Today Dhakota, who dreams of becoming a lawyer, recently lost her bid to inherit the $1 million home left to her by her late gangland grandfather, George Williams. The property, which has been shot at and firebombed and was where her grandmother Barbara Williams took her own life, has been seized by the Australian Taxation Office to pay a longstanding family debt.
CHRISTIAN AND MEMPHIS MORAN
Like Dhakota Williams, Jason Moran’s twins Christian and Memphis were shielded from media in the aftermath of their father’s execution when their mother Trisha took them to live in another state.
The twins, who survived the gunfire which claimed their father and his friend, were spared the publicity surrounding the 2010 trial of their infamous gangland grandmother, Judy Moran, then 65, who was jailed for her role in the murder of her brother-in-law, Des “Tuppence” Moran.
BLAISE ARMOUR
But their cousin Blaise Armour, who was also in the car that day, grew up haunted by what he had witnessed at 11, finding himself on the wrong side of the law in 2012 on drugs charges.
Armour, then 20, was given an adjourned undertaking after admitting possessing items for the manufacture of a drug, a Melbourne court hearing about the youngster’s “tumultuous upbringing”.
His mother, Suzanne Kane, had been charged as an accessory in Des Moran’s murder and was handed a two-year wholly-suspended sentence. He had also only recently discovered his father was Geoffrey “Nutts” Armour, the killer who is currently now serving 26 years for the crime.
Armour’s lawyer told the court that the gangland murders had had a profound impact on his life and that he was returning to Perth to resume his accounting studies.
BRITTANY MOKBEL
Similarly, Brittany Mokbel, the teenage daughter of notorious gangland figurehead Tony Mokbel, has also appeared in court, though for far less dramatic offences than the crimes which put her high-profile father behind bars for 30 years.

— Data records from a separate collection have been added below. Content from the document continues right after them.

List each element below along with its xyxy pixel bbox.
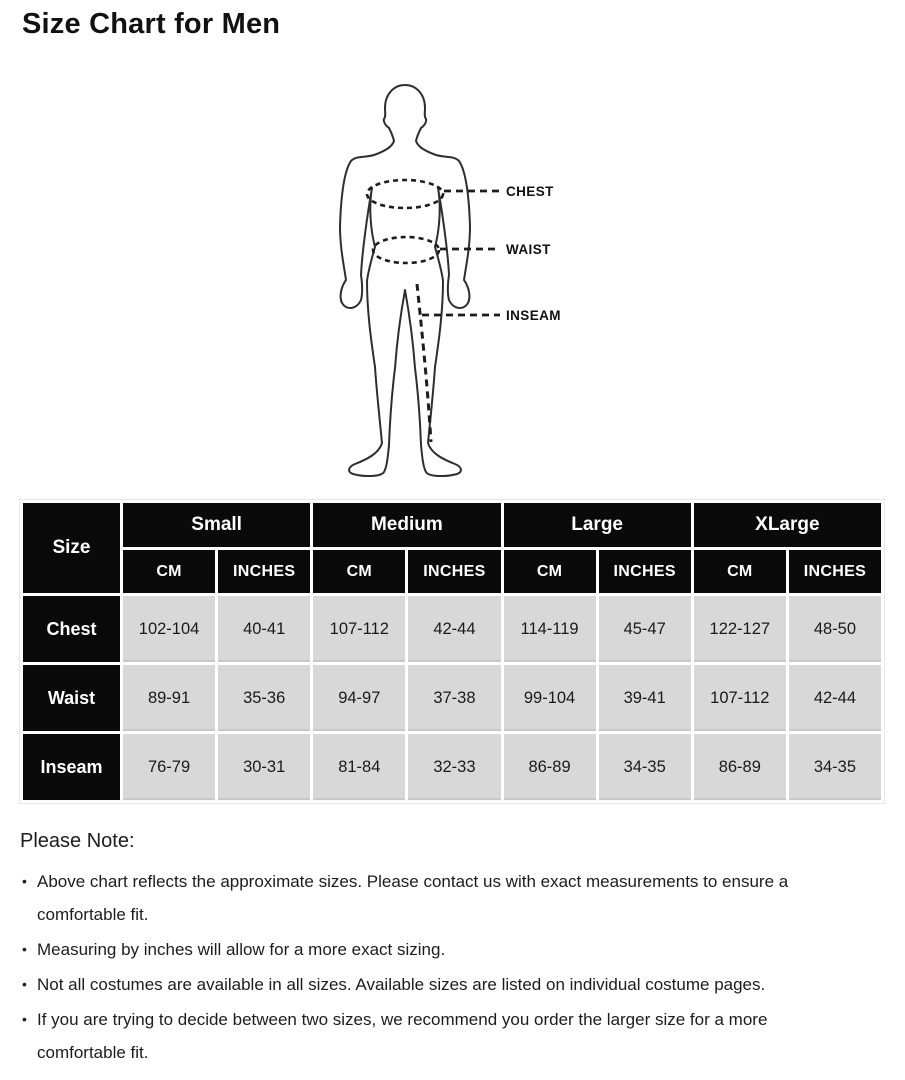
cell-waist-medium-cm: 94-97	[313, 665, 406, 731]
row-label-inseam: Inseam	[23, 734, 120, 800]
table-row-chest: Chest 102-104 40-41 107-112 42-44 114-11…	[23, 596, 881, 662]
unit-header-inches: INCHES	[408, 550, 501, 593]
chest-label: CHEST	[506, 184, 554, 199]
waist-measure-ellipse	[371, 235, 441, 265]
inseam-label: INSEAM	[506, 308, 561, 323]
cell-inseam-xlarge-inches: 34-35	[788, 734, 881, 800]
unit-header-inches: INCHES	[598, 550, 691, 593]
cell-chest-xlarge-inches: 48-50	[788, 596, 881, 662]
chest-measure-ellipse	[365, 178, 445, 210]
page-title: Size Chart for Men	[22, 8, 281, 40]
unit-header-cm: CM	[503, 550, 596, 593]
group-header-large: Large	[503, 503, 691, 547]
waist-label: WAIST	[506, 242, 551, 257]
note-item-between-sizes: If you are trying to decide between two …	[20, 1003, 860, 1069]
cell-waist-large-inches: 39-41	[598, 665, 691, 731]
unit-header-cm: CM	[313, 550, 406, 593]
note-item-availability: Not all costumes are available in all si…	[20, 968, 860, 1001]
note-item-approximate-sizes: Above chart reflects the approximate siz…	[20, 865, 860, 931]
size-corner-header: Size	[23, 503, 120, 593]
cell-inseam-xlarge-cm: 86-89	[693, 734, 786, 800]
group-header-medium: Medium	[313, 503, 501, 547]
cell-chest-small-inches: 40-41	[218, 596, 311, 662]
cell-waist-xlarge-cm: 107-112	[693, 665, 786, 731]
body-figure-svg: CHEST WAIST INSEAM	[339, 84, 561, 478]
row-label-chest: Chest	[23, 596, 120, 662]
group-header-xlarge: XLarge	[693, 503, 881, 547]
notes-list: Above chart reflects the approximate siz…	[20, 865, 860, 1069]
cell-inseam-medium-cm: 81-84	[313, 734, 406, 800]
cell-chest-small-cm: 102-104	[123, 596, 216, 662]
cell-chest-xlarge-cm: 122-127	[693, 596, 786, 662]
cell-chest-large-cm: 114-119	[503, 596, 596, 662]
cell-waist-small-cm: 89-91	[123, 665, 216, 731]
table-row-waist: Waist 89-91 35-36 94-97 37-38 99-104 39-…	[23, 665, 881, 731]
cell-inseam-small-cm: 76-79	[123, 734, 216, 800]
note-item-measuring-inches: Measuring by inches will allow for a mor…	[20, 933, 860, 966]
unit-header-inches: INCHES	[218, 550, 311, 593]
cell-inseam-large-cm: 86-89	[503, 734, 596, 800]
body-measurement-diagram: CHEST WAIST INSEAM	[330, 78, 620, 493]
cell-chest-medium-inches: 42-44	[408, 596, 501, 662]
cell-inseam-small-inches: 30-31	[218, 734, 311, 800]
body-outline	[339, 84, 471, 478]
cell-waist-medium-inches: 37-38	[408, 665, 501, 731]
cell-waist-small-inches: 35-36	[218, 665, 311, 731]
cell-inseam-medium-inches: 32-33	[408, 734, 501, 800]
cell-waist-xlarge-inches: 42-44	[788, 665, 881, 731]
cell-inseam-large-inches: 34-35	[598, 734, 691, 800]
row-label-waist: Waist	[23, 665, 120, 731]
group-header-small: Small	[123, 503, 311, 547]
table-row-inseam: Inseam 76-79 30-31 81-84 32-33 86-89 34-…	[23, 734, 881, 800]
cell-chest-medium-cm: 107-112	[313, 596, 406, 662]
notes-heading: Please Note:	[20, 830, 135, 852]
size-chart-table: Size Small Medium Large XLarge CM INCHES…	[19, 499, 885, 804]
cell-chest-large-inches: 45-47	[598, 596, 691, 662]
cell-waist-large-cm: 99-104	[503, 665, 596, 731]
unit-header-inches: INCHES	[788, 550, 881, 593]
inseam-measure-line	[415, 283, 433, 443]
unit-header-cm: CM	[123, 550, 216, 593]
unit-header-cm: CM	[693, 550, 786, 593]
notes-section: Please Note: Above chart reflects the ap…	[20, 830, 868, 1071]
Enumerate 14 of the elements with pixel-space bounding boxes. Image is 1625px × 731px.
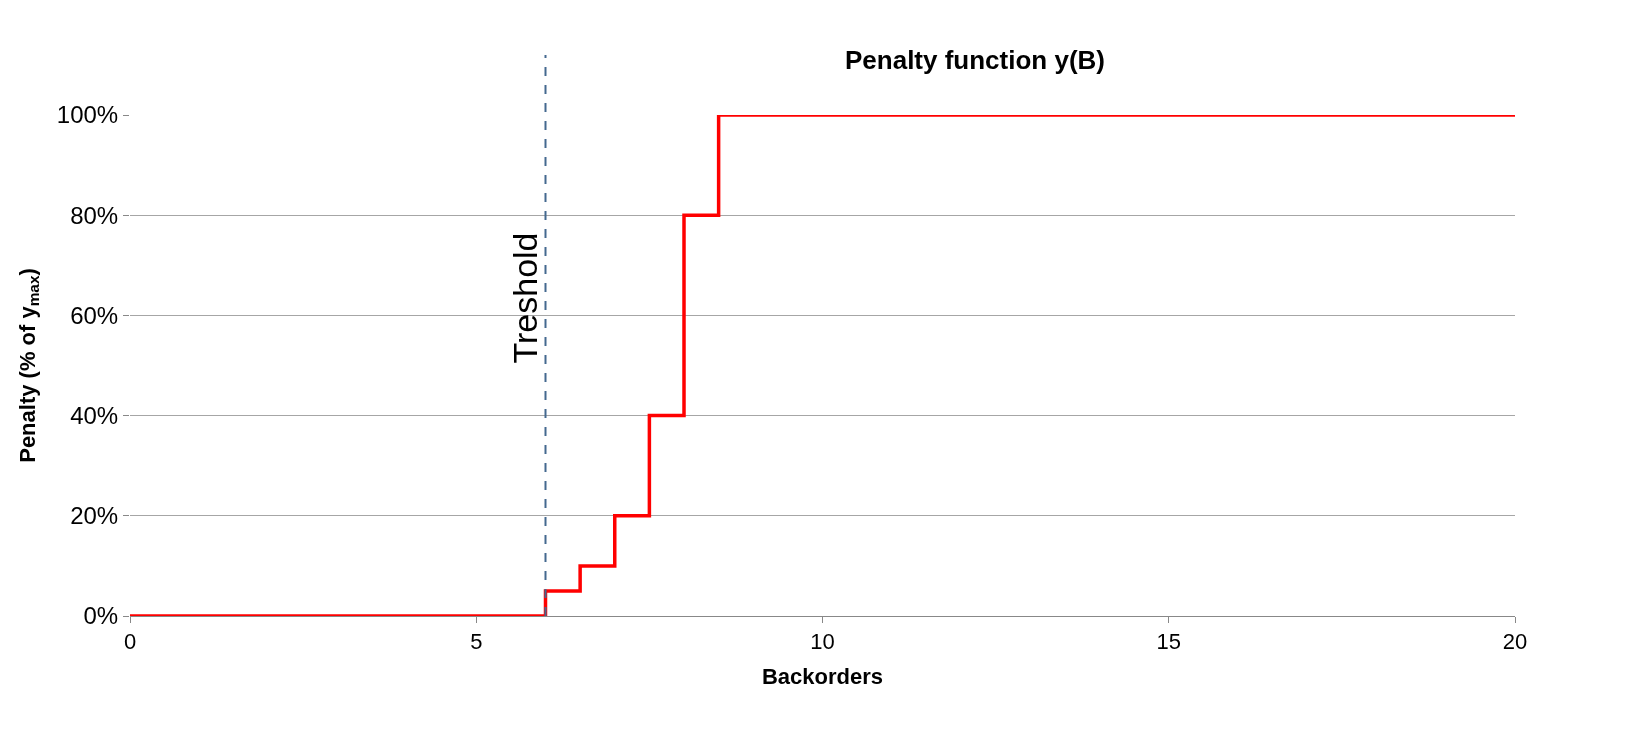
ref-line-label: Treshold xyxy=(505,232,544,364)
x-tick-label: 20 xyxy=(1502,629,1528,655)
x-tick-label: 0 xyxy=(123,629,137,655)
x-tick-label: 15 xyxy=(1156,629,1181,655)
chart-title: Penalty function y(B) xyxy=(844,45,1106,76)
y-tick-label: 0% xyxy=(83,602,119,630)
x-tick-label: 5 xyxy=(470,629,483,655)
y-tick-label: 40% xyxy=(70,402,119,429)
x-tick-label: 10 xyxy=(810,629,835,655)
y-tick-label: 100% xyxy=(56,101,119,129)
y-tick-label: 20% xyxy=(70,502,119,530)
y-tick-label: 60% xyxy=(70,301,119,329)
y-tick-label: 80% xyxy=(70,201,119,229)
x-axis-title: Backorders xyxy=(761,664,884,690)
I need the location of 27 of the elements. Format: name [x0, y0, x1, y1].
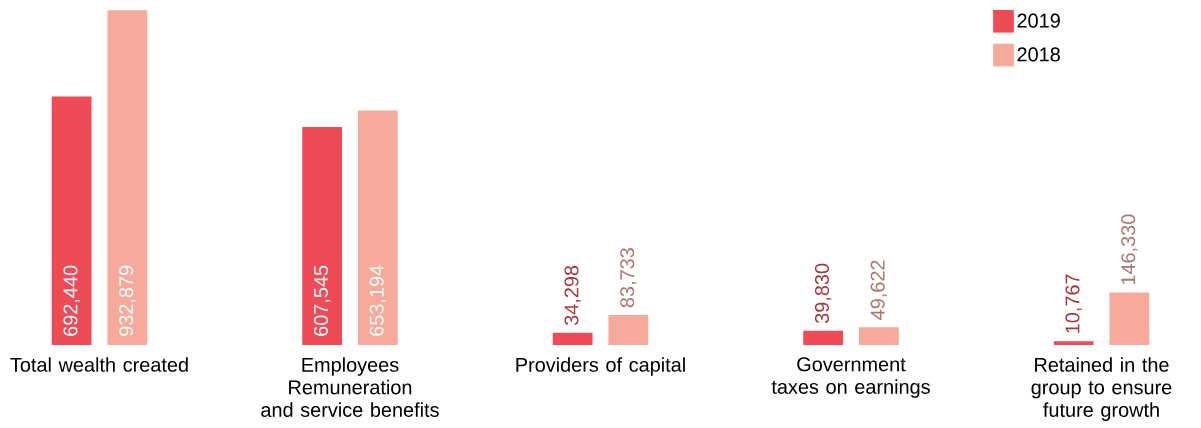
data-label: 932,879 [119, 266, 136, 337]
bar [858, 327, 899, 346]
legend-label: 2018 [1017, 47, 1060, 62]
bar [803, 330, 844, 346]
data-label: 692,440 [63, 265, 80, 337]
x-tick-label: Total wealth created [10, 357, 188, 373]
bar [107, 10, 148, 346]
bar [302, 127, 343, 346]
data-label: 146,330 [1121, 214, 1138, 285]
bar [51, 96, 92, 346]
bar [608, 315, 649, 346]
data-label: 39,830 [814, 264, 832, 324]
bar [1053, 341, 1094, 346]
data-label: 34,298 [564, 266, 581, 326]
x-tick-label: Providers of capital [516, 357, 685, 377]
data-label: 607,545 [313, 265, 331, 337]
data-label: 653,194 [369, 265, 387, 337]
x-tick-label: Retained in the group to ensure future growth [1031, 357, 1172, 422]
data-label: 49,622 [870, 260, 888, 321]
x-tick-label: Employees Remuneration and service benefits [261, 357, 439, 418]
data-label: 83,733 [620, 248, 637, 308]
legend-label: 2019 [1017, 13, 1060, 28]
bar [1109, 292, 1150, 346]
data-label: 10,767 [1065, 274, 1082, 333]
x-tick-label: Government taxes on earnings [771, 357, 930, 399]
bar [357, 110, 398, 346]
bar [552, 332, 593, 346]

Brittany, now 22, received a good behaviour bond and was banned from driving for speeding offences, the court hearing she too had been bullied at school because her father was once Australia’s most wanted fugitive.
Born in Greece while her parents were on the run, Brittany now works in Melbourne as a hairdresser carrying the name and the legacy of her father who was once the head of The Company, Australia’s biggest drug cartel.
Mokbel’s older daughter Suzy, from his first marriage to Carmel DeLorenzo, is also a hairdresser and lives in Melbourne where she runs her own studio.
She recently told journalists her childhood with was unremarkable.
“I don’t think it was different at all,” Suzy recently told Melbourne media.
“Define most childhoods growing up?”
ELLIE GANGITANO
Meanwhile Ellie Gangitano, the daughter of Carlton Crew standover man Alphonse Gangitano, who in 1998 became the first victim of the gangland wars, has been making headlines as a talented actress.
Ellie, who once made her debut in Neighbours as a toddler, recently starred in The Doctor Blake Mysteries, while her sister Amelia lives a quieter life out of the spotlight with her partner Tristan and baby daughter.